Kontributor: Rose Seravine

Bagikan:
SPBE , Arsitektur

Latar Belakang

Sebelum penerapan Single Sign-On (SSO), setiap aplikasi memiliki mekanisme autentikasi yang berbeda. Pengguna harus mengingat banyak akun dan kata sandi sehingga sering mengalami kendala saat mengakses layanan digital.

Implementasi

Implementasi dilakukan melalui Portal SPBE yang berperan sebagai pintu masuk utama seluruh aplikasi.

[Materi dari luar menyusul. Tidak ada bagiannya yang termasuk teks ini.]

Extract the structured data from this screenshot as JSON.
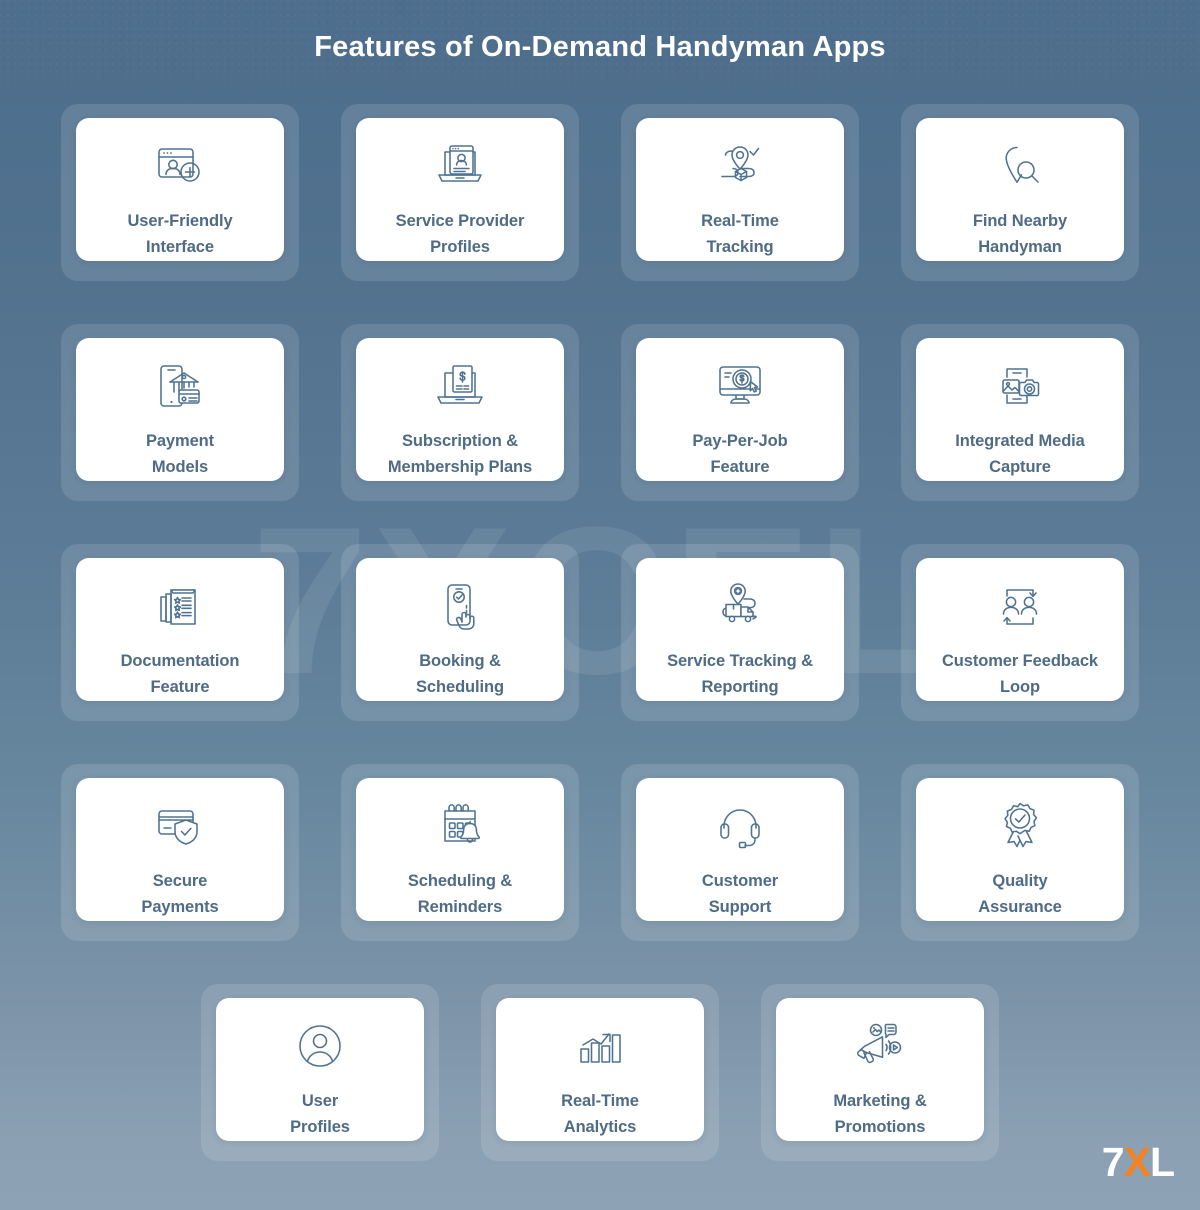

Seluruh aplikasi diintegrasikan dengan Identity Provider (IdP) menggunakan protokol autentikasi yang sama sehingga proses login dapat dilakukan secara terpusat.

Hasil yang Diperoleh

  • Mengurangi jumlah akun yang harus dikelola pengguna.
  • Mempercepat proses login ke berbagai aplikasi.
  • Meningkatkan keamanan melalui autentikasi terpusat.
  • Mempermudah pengelolaan hak akses pengguna.
  • Mengurangi permintaan reset kata sandi kepada tim helpdesk.

Faktor Keberhasilan

  • Standarisasi mekanisme autentikasi pada seluruh aplikasi.
  • Koordinasi antara tim pengembang aplikasi dan tim infrastruktur.
  • Sosialisasi kepada pengguna sebelum implementasi.
  • Monitoring terhadap proses autentikasi dan audit log secara berkala.

Rekomendasi

Bagi instansi yang akan mengimplementasikan SSO, disarankan untuk melakukan inventarisasi aplikasi terlebih dahulu, menentukan standar autentikasi yang digunakan, serta memastikan seluruh aplikasi mendukung integrasi dengan Identity Provider.